Pour ce qui en doutaient encore, tout semble indiquer que le pouvoir militaire en place au Niger, depuis le coup d’Etat qui a renversé le Président Mohamed Bazoum le 26 juillet 2023, est en train de prendre le large par rapport à la CEDEAO. Il est vrai que la diplomatie n’a pas cessé pendant toute cette période de se déployer, même s’il subsiste encore des réticences.
Le premier cercle des alliés réunis au sein de l’Alliance des Etats du Sahel (AES) renforce aujourd’hui sa solidarité, comme pour dire aux autres, « sans vous ce n’est pas le chaos chez nous », même si on peut le constater, il y a des difficultés. N’est-ce pas d’ailleurs ce qui constitue le challenge, et représente en même temps la raison d’une adhésion populaire, qui n’est pas encore sur le point de s’essouffler. La sortie de l’organisation communautaire de façon officielle et formelle n’est peut-être pas dans l’immédiat définitivement actée, mais les prémices sont là.
Le Niger reste sans aucun doute, l’un des pays de l’AES qui porte le plus en bandoulière la question de la monnaie sous régionale avec les pays de l’AES, même si d’autres sons de cloche, concernant le franc CFA, se font entendre, quoique du point de vue des modalités il y a quelques variantes.
Mais le point d’attention qui semble le plus visible, est sans doute la volonté affichée de reprendre en main les attributs de sa souveraineté. Le gouvernement du Président Abderrahmane TIANI a dans un premier temps, exigé le départ de la France, sous la poussée ou avec l’onction de la clameur populaire, il faut le dire.
Aujourd’hui, le pouvoir militaire franchit une nouvelle étape non seulement vis-à-vis de la CEDEAO, mais surtout vis-à-vis des Etats Unis, qui dés le début de la crise avaient envoyé une haute délégation pour s’entretenir avec les nouvelles autorités et ainsi conforter leur positionnement stratégique dans le pays « en lieu et place » de la France appelée à plier bagage dans les conditions que l’on sait.
Aujourd’hui l’exigence est que les USA quitte le Niger, du moins en ce qui concerne leur présence militaire. L’option choisie est que la coopération militaire n’est plus du goût des nouvelles autorités, et place la Russie qui a fini de faire une offre de service conséquente.
Si la coopération avec la France et les Etats unis est aujourd’hui en veilleuse pour ne pas dire plus, en revanche les Russes reprennent du terrain au Niger. La preuve la première cargaison de matériel militaire Russe est arrivée à Niamey ce 10 Avril 2024. Elle entre dans le cadre de la mise en œuvre de la stratégie de lutte contre les mouvements Djihadistes qui sèment la terreur sur la partie nord du pays particulièrement.
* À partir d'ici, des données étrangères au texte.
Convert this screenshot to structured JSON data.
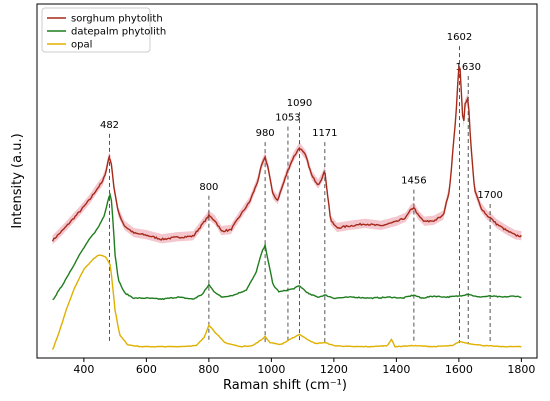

En plus du matériel militaire dont la Russie va doter le Niger d’un système de défense anti-aérien, tout à fait capable d'assurer le contrôle total de son espace aérien. Les russes ont déployé des instructeurs pour former les soldats nigériens à leur utilisation, selon une source proche du pouvoir en place.
Parallèlement le Niger soigne son voisinage avec le Mali, (le Burkina aussi) à la faveur de ses ressources pétrolières. C’est ainsi qu’en février 2024, un accord a été signé entre les deux pays pour la fourniture par le Niger de 150 millions de litres de Gas Oil destinés à l’alimentation de ses centrales électriques en proie à des difficultés d’approvisionnement de cette matière première indispensable à la fourniture d’électricité des maliens.
Si en plus de la question sécuritaire, le Niger arrive à régler les problèmes de l’énergie, il y a fort à parier que la prochaine étape sera l’émergence d’un leadership Nigérien dans la sous-région, qui fort de sa coopération au plan énergétique avec les chinois, et militaire avec les russes pourra se positionner durablement sur l’échiquier sous régional, surtout au regard des dynamiques souverainistes qui s’expriment un peu partout. Il faudra être très vigilant sur ce qui se passe au pays de Hamani Diori les prochains mois.